"Ao pé do mar ficamos enormes, ficamos gigantes. Só de o ver. Olhar sem esperar nada - nem a retribuição do olhar - é um privilégio. O mar, como a morte, oferece-nos essa plateia. Diante dele só podemos melhorar" (Filipe Nunes Vicente, blog Mar Salgado)
“Você é muito sensível, né?”. Num mundo belo e ideal, a frase seria um elogio. Pena que vivemos tempos mais práticos, objetivos e racionais. Uma época em que muita sensibilidade é considerada fraqueza. Assim, homens e mulheres sensíveis demais são considerados fracos. São deixados de lado numa sociedade que prefere as pessoas mais práticas (frias?) e menos sentimentais, aquelas que vão direto ao assunto.
Aconteceu no domingo. Mais uma pancada, daquelas de deixar grogue e cambaleando no canto do ringue. Lá se foi uma chance de trabalho em que ele poderia mostrar o quão era apaixonado e conhecedor de muita coisa.

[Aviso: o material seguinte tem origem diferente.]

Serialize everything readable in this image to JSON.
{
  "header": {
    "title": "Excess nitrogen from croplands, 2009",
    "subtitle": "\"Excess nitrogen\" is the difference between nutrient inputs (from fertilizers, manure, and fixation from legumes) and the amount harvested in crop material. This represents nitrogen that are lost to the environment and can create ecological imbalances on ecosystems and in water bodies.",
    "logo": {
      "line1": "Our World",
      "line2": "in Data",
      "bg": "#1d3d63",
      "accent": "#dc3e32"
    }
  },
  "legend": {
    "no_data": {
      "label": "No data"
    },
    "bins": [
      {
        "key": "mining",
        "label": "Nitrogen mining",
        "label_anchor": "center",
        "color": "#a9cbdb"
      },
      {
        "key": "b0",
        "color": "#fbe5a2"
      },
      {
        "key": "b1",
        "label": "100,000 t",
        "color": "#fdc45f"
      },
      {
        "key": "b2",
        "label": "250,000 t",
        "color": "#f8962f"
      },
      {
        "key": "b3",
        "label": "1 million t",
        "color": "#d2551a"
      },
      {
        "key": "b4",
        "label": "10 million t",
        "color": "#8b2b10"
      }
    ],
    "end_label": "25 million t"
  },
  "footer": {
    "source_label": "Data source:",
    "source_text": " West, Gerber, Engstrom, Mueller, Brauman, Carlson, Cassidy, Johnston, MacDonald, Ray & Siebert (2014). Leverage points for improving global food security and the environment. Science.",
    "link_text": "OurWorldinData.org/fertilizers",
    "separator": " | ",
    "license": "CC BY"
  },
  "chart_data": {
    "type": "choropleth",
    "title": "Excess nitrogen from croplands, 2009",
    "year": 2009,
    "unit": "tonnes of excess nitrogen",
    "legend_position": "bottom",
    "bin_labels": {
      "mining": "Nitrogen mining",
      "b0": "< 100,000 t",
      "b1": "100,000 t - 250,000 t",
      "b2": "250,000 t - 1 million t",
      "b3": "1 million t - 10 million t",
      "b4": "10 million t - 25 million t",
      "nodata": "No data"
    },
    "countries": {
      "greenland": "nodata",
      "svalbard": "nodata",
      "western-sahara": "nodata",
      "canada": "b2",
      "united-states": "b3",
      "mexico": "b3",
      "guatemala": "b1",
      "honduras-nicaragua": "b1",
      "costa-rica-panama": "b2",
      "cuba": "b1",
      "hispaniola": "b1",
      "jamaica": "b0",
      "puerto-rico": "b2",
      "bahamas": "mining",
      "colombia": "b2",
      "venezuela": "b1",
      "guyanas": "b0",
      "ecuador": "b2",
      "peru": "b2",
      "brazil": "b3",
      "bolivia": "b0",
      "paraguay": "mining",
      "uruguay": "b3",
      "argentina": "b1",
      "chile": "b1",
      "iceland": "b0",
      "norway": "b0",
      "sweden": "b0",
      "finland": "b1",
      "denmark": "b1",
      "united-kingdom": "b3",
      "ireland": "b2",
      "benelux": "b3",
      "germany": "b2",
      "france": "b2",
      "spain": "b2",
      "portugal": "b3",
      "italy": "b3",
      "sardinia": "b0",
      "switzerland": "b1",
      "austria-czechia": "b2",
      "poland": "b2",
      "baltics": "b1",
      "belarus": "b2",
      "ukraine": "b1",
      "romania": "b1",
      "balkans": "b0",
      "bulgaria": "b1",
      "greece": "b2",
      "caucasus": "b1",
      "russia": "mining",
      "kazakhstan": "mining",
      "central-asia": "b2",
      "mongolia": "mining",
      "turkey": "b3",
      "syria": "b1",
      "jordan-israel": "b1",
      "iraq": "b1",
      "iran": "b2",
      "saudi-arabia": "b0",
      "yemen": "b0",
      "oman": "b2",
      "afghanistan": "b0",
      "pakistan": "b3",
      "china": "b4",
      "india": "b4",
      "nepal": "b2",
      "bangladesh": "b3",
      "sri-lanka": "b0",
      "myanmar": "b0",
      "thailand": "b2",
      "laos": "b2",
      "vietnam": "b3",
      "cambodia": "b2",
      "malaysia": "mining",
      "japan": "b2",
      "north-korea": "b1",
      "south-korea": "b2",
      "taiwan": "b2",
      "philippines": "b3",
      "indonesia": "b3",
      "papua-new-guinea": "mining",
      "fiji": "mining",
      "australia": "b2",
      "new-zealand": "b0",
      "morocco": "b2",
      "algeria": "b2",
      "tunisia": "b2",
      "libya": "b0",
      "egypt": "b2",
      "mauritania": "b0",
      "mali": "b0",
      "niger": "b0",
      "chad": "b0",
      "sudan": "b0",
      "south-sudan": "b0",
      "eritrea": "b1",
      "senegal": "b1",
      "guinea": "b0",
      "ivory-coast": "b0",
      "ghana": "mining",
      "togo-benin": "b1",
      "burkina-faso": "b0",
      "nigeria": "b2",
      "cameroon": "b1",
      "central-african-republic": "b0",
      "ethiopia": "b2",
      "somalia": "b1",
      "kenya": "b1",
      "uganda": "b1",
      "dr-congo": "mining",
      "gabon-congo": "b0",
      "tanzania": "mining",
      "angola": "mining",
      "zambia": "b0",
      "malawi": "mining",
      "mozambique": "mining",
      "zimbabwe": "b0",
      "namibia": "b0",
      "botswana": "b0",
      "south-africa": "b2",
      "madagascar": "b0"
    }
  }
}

Talvez aí outra palavra perigosa no mundo mais “prático”: paixão. Muitos acreditam que a paixão compromete muitos trabalhos por podar o espírito crítico.

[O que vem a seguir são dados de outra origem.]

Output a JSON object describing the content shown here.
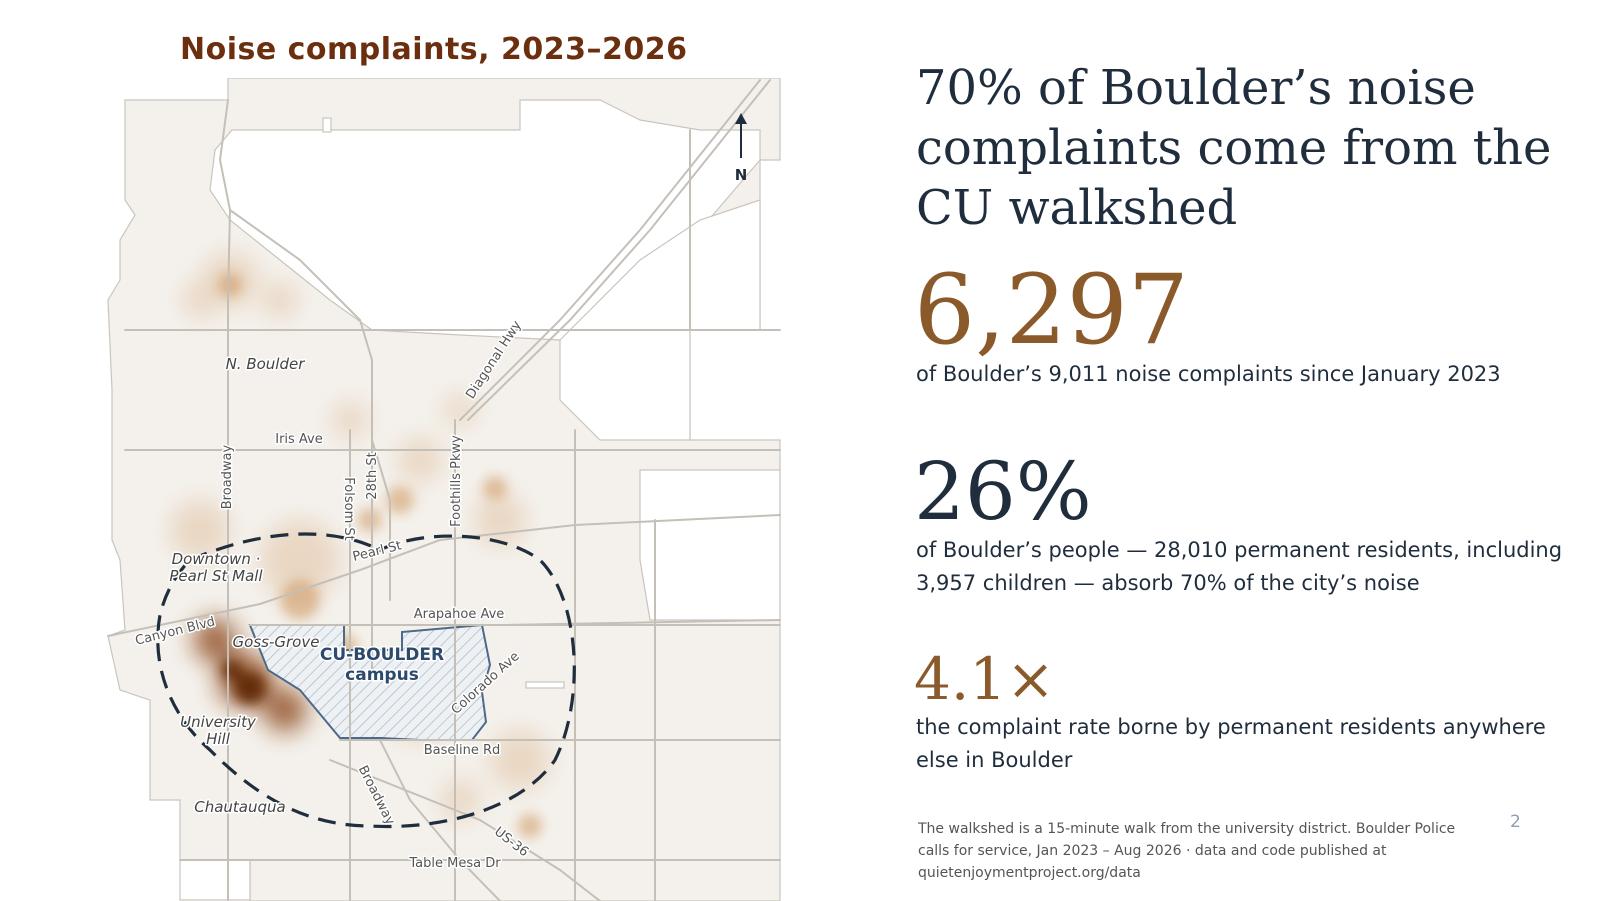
{
  "map": {
    "title": "Noise complaints, 2023–2026",
    "north_label": "N",
    "roads": {
      "diagonal_hwy": "Diagonal Hwy",
      "iris_ave": "Iris Ave",
      "broadway_north": "Broadway",
      "folsom_st": "Folsom St",
      "st28": "28th St",
      "foothills_pkwy": "Foothills Pkwy",
      "pearl_st": "Pearl St",
      "arapahoe_ave": "Arapahoe Ave",
      "canyon_blvd": "Canyon Blvd",
      "colorado_ave": "Colorado Ave",
      "baseline_rd": "Baseline Rd",
      "broadway_south": "Broadway",
      "us36": "US-36",
      "table_mesa_dr": "Table Mesa Dr"
    },
    "places": {
      "north_boulder": "N. Boulder",
      "downtown_line1": "Downtown ·",
      "downtown_line2": "Pearl St Mall",
      "goss_grove": "Goss-Grove",
      "university_hill_line1": "University",
      "university_hill_line2": "Hill",
      "chautauqua": "Chautauqua"
    },
    "campus": {
      "line1": "CU-BOULDER",
      "line2": "campus"
    },
    "colors": {
      "land": "#f4f1ec",
      "heat": "#8b4513",
      "walkshed": "#1f2d3d",
      "campus": "#2c4a6b"
    }
  },
  "headline": "70% of Boulder’s noise complaints come from the CU walkshed",
  "stats": [
    {
      "value": "6,297",
      "description": "of Boulder’s 9,011 noise complaints since January 2023"
    },
    {
      "value": "26%",
      "description": "of Boulder’s people — 28,010 permanent residents, including 3,957 children — absorb 70% of the city’s noise"
    },
    {
      "value": "4.1×",
      "description": "the complaint rate borne by permanent residents anywhere else in Boulder"
    }
  ],
  "footnote": "The walkshed is a 15-minute walk from the university district. Boulder Police calls for service, Jan 2023 – Aug 2026 · data and code published at quietenjoymentproject.org/data",
  "page_number": "2"
}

Derrotas pesam. Vão consumindo nossas forças. Mas eis que pinta uma força inesperada, diretamente do brother lá do sul. O cara manda uma frase de outro surfista: “Your favourite song and your favourite wave will never let you down”. Sua canção preferida e sua onda preferida nunca vão te derrubar.
Segunda-feira é o dia do homem sensível partir para a praia onde dá aulas toda terça-feira. É dia de surfe no fim de tarde. A previsão não tá nem aí e mostra um flat sinistro na praia de seu trabalho e na maioria dos picos vizinhos. Eis que as palavras do email são a senha para dar uma checada no pico amado. No pico que o formou como surfista. No pico em que um dia se apaixonou pelas ondas e nunca mais deixou de amá-las. Estranho: flat, nada de ondas por tudo quanto é lado, mas seu pico de coração sinalizava uma chance. Ondas pequenas, mas ondas, esse era o boletim.
Só podia partir para lá.
Só podia seguir a belíssima frase enviada pelo brother.

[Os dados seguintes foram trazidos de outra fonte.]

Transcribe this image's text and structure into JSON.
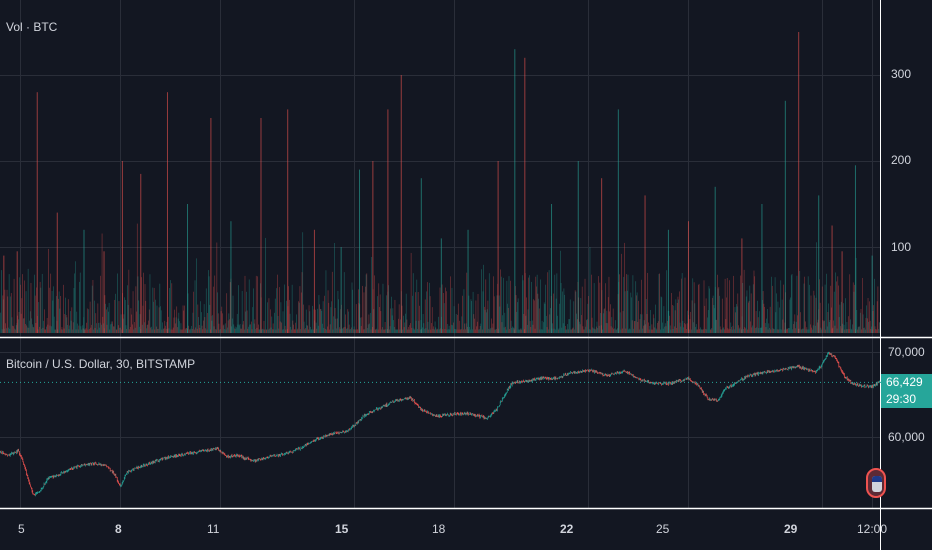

Só podia seguir o amor pelas canções e ondas que construíram o fundo de seu peito.
Só podia desviar um pouco do seu caminho e voltar ao seu pico de origem. Aquele que o formou, aquele em que mais aprendeu. Aquele que será sempre confundido com as mais belas lembranças da juventude. Com verões sem fim de sessions ao amanhecer e anoitecer, permeadas por dias dedicados à leitura ou seriado favorito visto deitado no sofá. Como aquele verão em que devorou o amor e a guerra de Kundera em A Insustentável Leveza do Ser, um dos livros que moldou seu coração. E em que assistia a jovens tentando vencer na vida e namoro enquanto a canção do REM mostrava como isso era difícil, como isso ia nos fazendo perder um pouco da fé, Losing my religion.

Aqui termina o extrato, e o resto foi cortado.